In the first 9 months of fiscal year 2016/17 (ended May 31, 2017), the Barry Callebaut Group – manufacturer of chocolate and cocoa products – grew its sales volume by +2.8% to 1,414,654 tonnes. The company achieved this growth in a global chocolate confectionery market that declined by -0.6% over the last 9 months, but recently bounced back with a growth of +2.3% during the last 3 months of the period2.
Barry Callebaut achieved solid volume growth across all regions over the first 9 months, with an acceleration in Q3 (+5.5%). This momentum was supported by its key growth drivers Gourmet & Specialties (+11.6%), Outsourcing (+9.7%) and Emerging Markets (+3.3%). For the first 9 months, the intentional phase-out of less profitable cocoa contracts weighed on overall volume development, but sales volume in Global Cocoa for Q3 was back at the same level as the prior-year period. The phase-out of these contracts, amounting to 50,000-60,000 tonnes overall, has now been completed. Sales revenue increased by +2.9% in local currencies (+3.7% in CHF) to CHF 5,193.5 million, in line with volume growth and a better product mix, offset by lower cocoa bean prices.
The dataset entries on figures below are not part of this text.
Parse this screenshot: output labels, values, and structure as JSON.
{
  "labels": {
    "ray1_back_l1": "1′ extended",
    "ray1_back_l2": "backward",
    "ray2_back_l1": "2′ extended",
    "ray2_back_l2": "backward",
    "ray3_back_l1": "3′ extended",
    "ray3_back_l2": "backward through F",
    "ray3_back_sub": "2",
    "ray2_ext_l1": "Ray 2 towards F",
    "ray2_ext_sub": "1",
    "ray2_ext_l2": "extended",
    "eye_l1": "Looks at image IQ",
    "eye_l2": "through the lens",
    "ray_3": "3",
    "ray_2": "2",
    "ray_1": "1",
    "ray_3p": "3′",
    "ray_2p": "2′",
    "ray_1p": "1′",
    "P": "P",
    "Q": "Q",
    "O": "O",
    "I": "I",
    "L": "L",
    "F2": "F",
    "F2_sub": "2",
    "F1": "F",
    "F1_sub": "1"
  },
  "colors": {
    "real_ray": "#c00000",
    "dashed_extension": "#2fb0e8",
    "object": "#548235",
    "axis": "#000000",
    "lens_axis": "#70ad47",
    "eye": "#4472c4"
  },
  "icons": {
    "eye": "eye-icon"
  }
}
Outlook: Healthy portfolio and good momentum
Looking ahead, CEO Antoine de Saint-Affrique said: “’Smart growth’ will continue to be at the heart of our strategy execution. This means driving above-market volume growth, enhanced profitability and free cash flow generation. The phase-out of less profitable cocoa contracts is now completed; we continue to see a healthy portfolio and expect the good momentum to remain. On this basis we confirm our mid-term guidance.”